2024.09.10

テクニカルニュース

環境

PFAS汚染土壌・汚染水の浄化技術

当社は、人体への有害性が指摘されているPFAS(有機フッ素化合物)による汚染土壌や汚染水を効果的に浄化する技術の開発を2021年度から進めてきました。

その成果を、9月18日(水)~20日(金)に東京ビッグサイトで開催される「地盤技術フォーラム2024『土壌・地下水浄化技術展』」でご覧いただけます。
ここではその一部をご紹介します。

泡沫分離法を利用し、PFASを分離する様子

PFASとは

PFASは、界面活性剤としての特性を有する人工化合物で、熱に強く、水と油の両方をはじく特質から、コーティング剤や泡消火剤など多様な製品に使用されてきました。

一方で、PFASは自然環境では分解されにくいことから「永遠の化学物質」とも呼ばれ、1990年代以降、環境や生体への残留性・蓄積性が問題視されるようになり、代表的物質のペルフルオロオクタンスルホン酸(PFOS)とペルフルオロオクタン酸(PFOA)が「残留性有機汚染物質に関するストックホルム条約(POPs条約)」で規制対象物質に指定されるなど、世界各国で規制強化が進められています。

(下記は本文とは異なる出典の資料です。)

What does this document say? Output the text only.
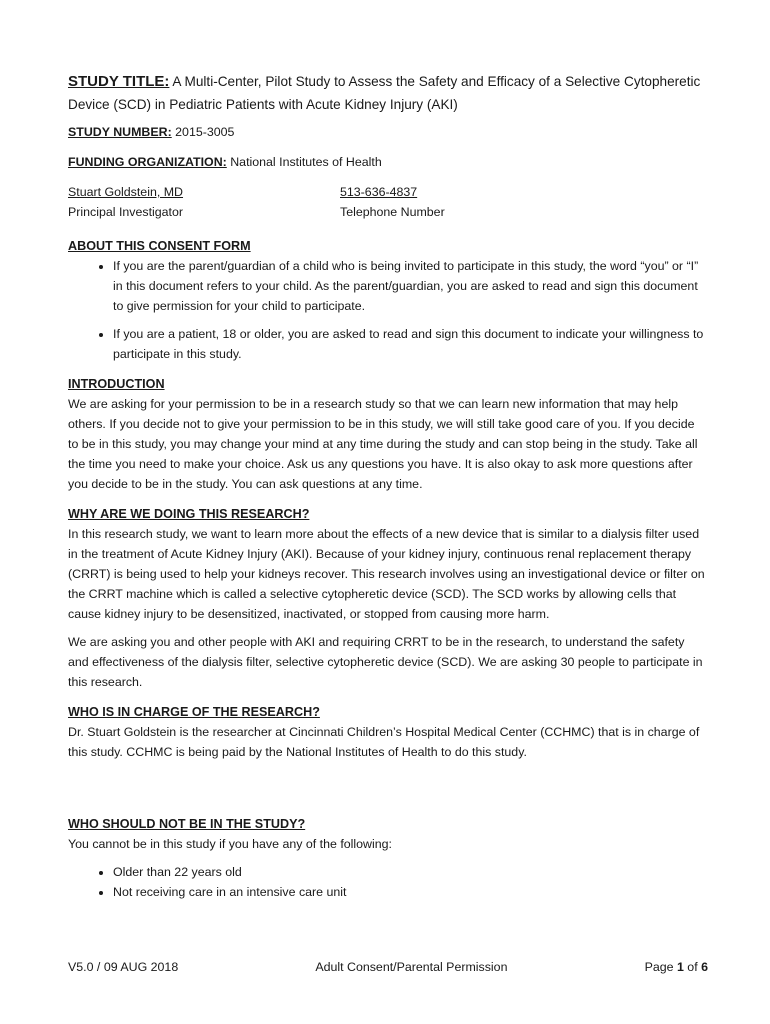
STUDY TITLE: A Multi-Center, Pilot Study to Assess the Safety and Efficacy of a Selective Cytopheretic Device (SCD) in Pediatric Patients with Acute Kidney Injury (AKI)
STUDY NUMBER: 2015-3005
FUNDING ORGANIZATION: National Institutes of Health
Stuart Goldstein, MD
Principal Investigator
513-636-4837
Telephone Number
ABOUT THIS CONSENT FORM
• If you are the parent/guardian of a child who is being invited to participate in this study, the word “you” or “I” in this document refers to your child. As the parent/guardian, you are asked to read and sign this document to give permission for your child to participate.
• If you are a patient, 18 or older, you are asked to read and sign this document to indicate your willingness to participate in this study.
INTRODUCTION

We are asking for your permission to be in a research study so that we can learn new information that may help others. If you decide not to give your permission to be in this study, we will still take good care of you. If you decide to be in this study, you may change your mind at any time during the study and can stop being in the study. Take all the time you need to make your choice. Ask us any questions you have. It is also okay to ask more questions after you decide to be in the study. You can ask questions at any time.

WHY ARE WE DOING THIS RESEARCH?

In this research study, we want to learn more about the effects of a new device that is similar to a dialysis filter used in the treatment of Acute Kidney Injury (AKI). Because of your kidney injury, continuous renal replacement therapy (CRRT) is being used to help your kidneys recover. This research involves using an investigational device or filter on the CRRT machine which is called a selective cytopheretic device (SCD). The SCD works by allowing cells that cause kidney injury to be desensitized, inactivated, or stopped from causing more harm.

We are asking you and other people with AKI and requiring CRRT to be in the research, to understand the safety and effectiveness of the dialysis filter, selective cytopheretic device (SCD). We are asking 30 people to participate in this research.

WHO IS IN CHARGE OF THE RESEARCH?

Dr. Stuart Goldstein is the researcher at Cincinnati Children’s Hospital Medical Center (CCHMC) that is in charge of this study. CCHMC is being paid by the National Institutes of Health to do this study.

WHO SHOULD NOT BE IN THE STUDY?

You cannot be in this study if you have any of the following:

• Older than 22 years old
• Not receiving care in an intensive care unit
V5.0 / 09 AUG 2018	Adult Consent/Parental Permission	Page 1 of 6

日本国内では、POPs条約の決定を受け、PFOS/PFOAが化学物質審査規制法(化審法)の第一種特定化学物質に指定され、製造・使用、輸出入の禁止・制限対象となっています。2020年には水道水や公共用水域、地下水に対する水質管理目標の暫定指針値(PFOSとPFOAの合計値で50ng/ℓ)が設定されましたが、多量の泡消火剤が使われてきた飛行場や基地周辺などで暫定指針値を上回るPFASが検出されるなど、環境汚染問題が顕在化しています。

当社はこうした状況下、将来的な規制強化を見越して、2021年度からPFAS含有土壌・地下水の浄化技術の開発に取り組んできました。

PFAS汚染水浄化技術

PFAS汚染水に対しては、汚染物質を泡に付着させて分離・回収する泡沫分離法による浄化手法を確立し、2022年度に沖縄県内で実施したPFAS汚染水の浄化実証試験において、国の暫定指針値の12倍(634ng/ℓ)を超えるPFAS汚染水を濃度1ng/ℓ以下まで浄化処理することに成功しています。

泡沫分離法
(気泡に界面活性剤を付着させて上昇させることにより泡沫層に界面活性剤を濃縮する方法)

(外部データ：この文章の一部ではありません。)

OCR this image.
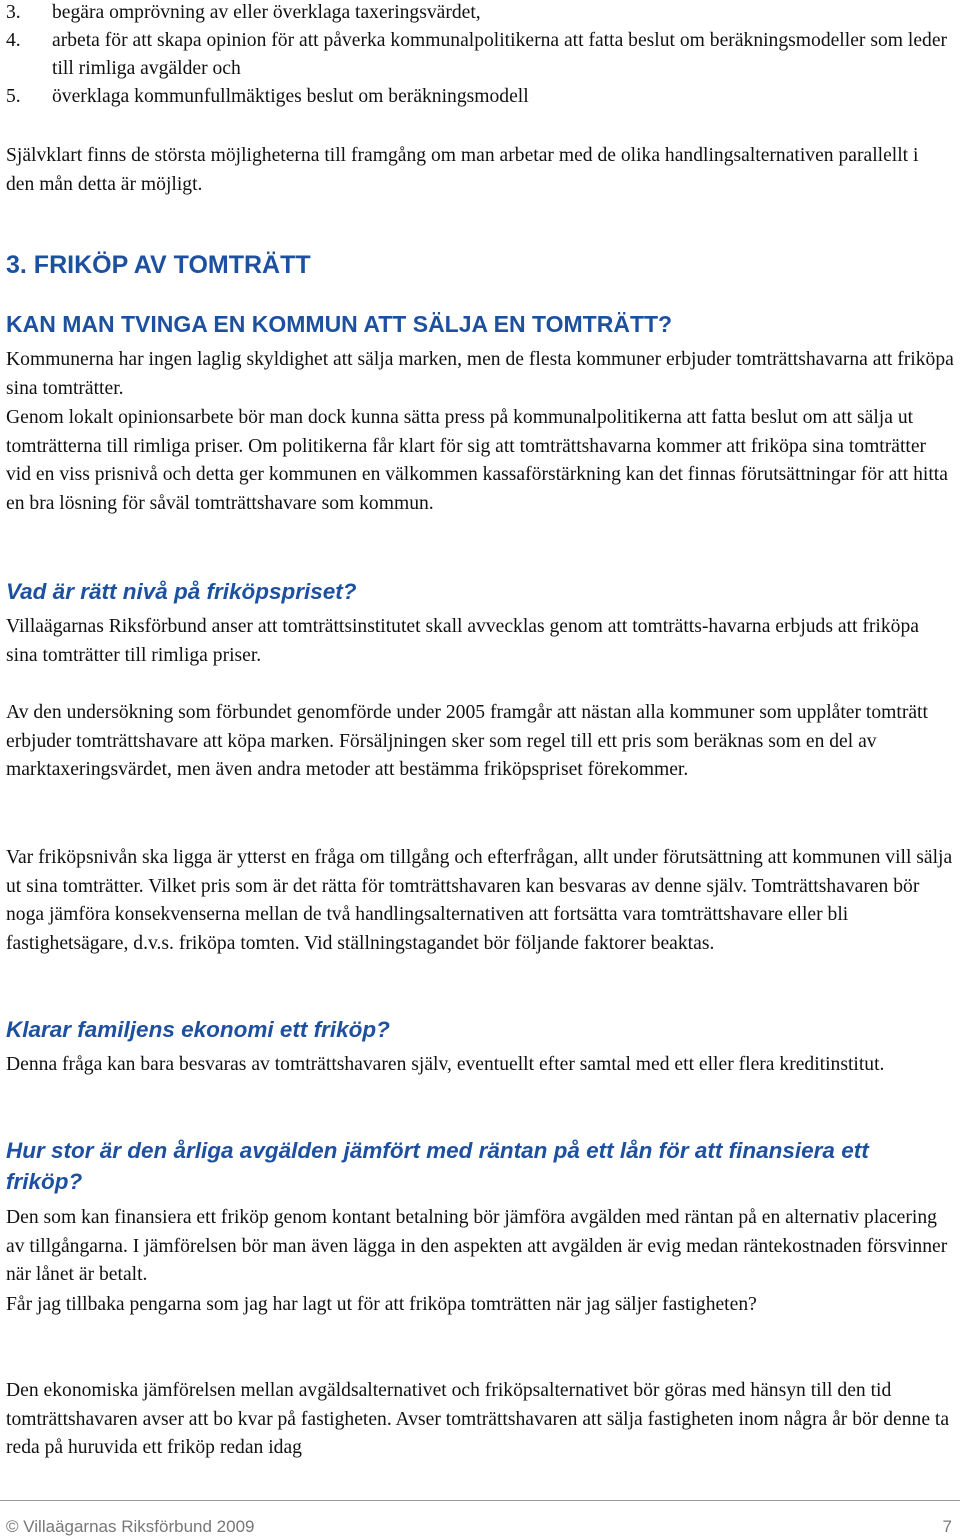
3.	begära omprövning av eller överklaga taxeringsvärdet,
4.	arbeta för att skapa opinion för att påverka kommunalpolitikerna att fatta beslut om beräkningsmodeller som leder till rimliga avgälder och
5.	överklaga kommunfullmäktiges beslut om beräkningsmodell

Självklart finns de största möjligheterna till framgång om man arbetar med de olika handlingsalternativen parallellt i den mån detta är möjligt.

3. FRIKÖP AV TOMTRÄTT
KAN MAN TVINGA EN KOMMUN ATT SÄLJA EN TOMTRÄTT?

Kommunerna har ingen laglig skyldighet att sälja marken, men de flesta kommuner erbjuder tomträttshavarna att friköpa sina tomträtter.

Genom lokalt opinionsarbete bör man dock kunna sätta press på kommunalpolitikerna att fatta beslut om att sälja ut tomträtterna till rimliga priser. Om politikerna får klart för sig att tomträttshavarna kommer att friköpa sina tomträtter vid en viss prisnivå och detta ger kommunen en välkommen kassaförstärkning kan det finnas förutsättningar för att hitta en bra lösning för såväl tomträttshavare som kommun.

Vad är rätt nivå på friköpspriset?

Villaägarnas Riksförbund anser att tomträttsinstitutet skall avvecklas genom att tomträtts-havarna erbjuds att friköpa sina tomträtter till rimliga priser.

Av den undersökning som förbundet genomförde under 2005 framgår att nästan alla kommuner som upplåter tomträtt erbjuder tomträttshavare att köpa marken. Försäljningen sker som regel till ett pris som beräknas som en del av marktaxeringsvärdet, men även andra metoder att bestämma friköpspriset förekommer.

Var friköpsnivån ska ligga är ytterst en fråga om tillgång och efterfrågan, allt under förutsättning att kommunen vill sälja ut sina tomträtter. Vilket pris som är det rätta för tomträttshavaren kan besvaras av denne själv. Tomträttshavaren bör noga jämföra konsekvenserna mellan de två handlingsalternativen att fortsätta vara tomträttshavare eller bli fastighetsägare, d.v.s. friköpa tomten. Vid ställningstagandet bör följande faktorer beaktas.

Klarar familjens ekonomi ett friköp?

Denna fråga kan bara besvaras av tomträttshavaren själv, eventuellt efter samtal med ett eller flera kreditinstitut.

Hur stor är den årliga avgälden jämfört med räntan på ett lån för att finansiera ett friköp?

Den som kan finansiera ett friköp genom kontant betalning bör jämföra avgälden med räntan på en alternativ placering av tillgångarna. I jämförelsen bör man även lägga in den aspekten att avgälden är evig medan räntekostnaden försvinner när lånet är betalt.

Får jag tillbaka pengarna som jag har lagt ut för att friköpa tomträtten när jag säljer fastigheten?

Den ekonomiska jämförelsen mellan avgäldsalternativet och friköpsalternativet bör göras med hänsyn till den tid tomträttshavaren avser att bo kvar på fastigheten. Avser tomträttshavaren att sälja fastigheten inom några år bör denne ta reda på huruvida ett friköp redan idag

© Villaägarnas Riksförbund 2009	7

PFASは、水からはじかれやすく、物質同士で集合体を形成しやすいため、水中に気泡を供給すると、気泡の気液界面(空気と液体の境界)に吸着し、気泡と共に行動するようになります。

通常、気泡は水面に達すると破れてそこに集まっていた物質は水面や水中に分散しますが、界面活性剤などの物質を吸着した気泡はすぐに破れず、水面に気泡の層を形成します。この気泡が破れる前に除去することで、水中から物質を分離します。

気泡に界面活性剤を付着させて上昇させることにより泡沫層に界面活性剤を濃縮する方法
泡沫分離処理装置
泡沫分離処理装置
浄化実証試験の様子
浄化実証試験の様子
動画:泡沫分離の状況(0:15)

PFAS汚染土壌洗浄技術

土壌汚染に対しては、汚染物質を土壌の細粒分に集積させる分級手法と、水中の泡の表面に汚染粒子を付着させて分離・回収する泡沫分離法(フローテーション)を組み合わせることで、洗浄処理土の浄化品質を最大限高めることができます。

洗浄処理土は埋戻し等に再利用でき、焼却等の2次処理が必要な濃縮汚染土を大幅に減容化できることから、土壌処理コストの削減も見込めます。

これまで主に重金属や油、ダイオキシン類による汚染土壌の浄化に適用され、処理実績は約320万トンに上ります。

2023年6月から進めてきた、米国内で採取された実汚染土壌を対象に実施した室内浄化試験では、PFAS含有量の約99%を土壌から除去することに成功し、洗浄水に残存するPFASについても、約99%を除去できることが確認できました。

米国でのPFAS汚染土壌の室内浄化試験

  • 分級試験の様子
    分級試験の様子
  • 泡沫分離(フローテーション)の様子
    泡沫分離(フローテーション)の様子
PFOS(ペルフルオロオクタンスルホン酸)の洗浄試験結果
PFOS(ペルフルオロオクタンスルホン酸)の洗浄試験結果

今後の展望

PFASに関する規制強化の動向を注視しながら、PFASを含む泡消火剤が広範囲に散布された可能性のある基地施設やPFASを製造・使用していた事業所等の土壌・地下水浄化事業への展開を目指します。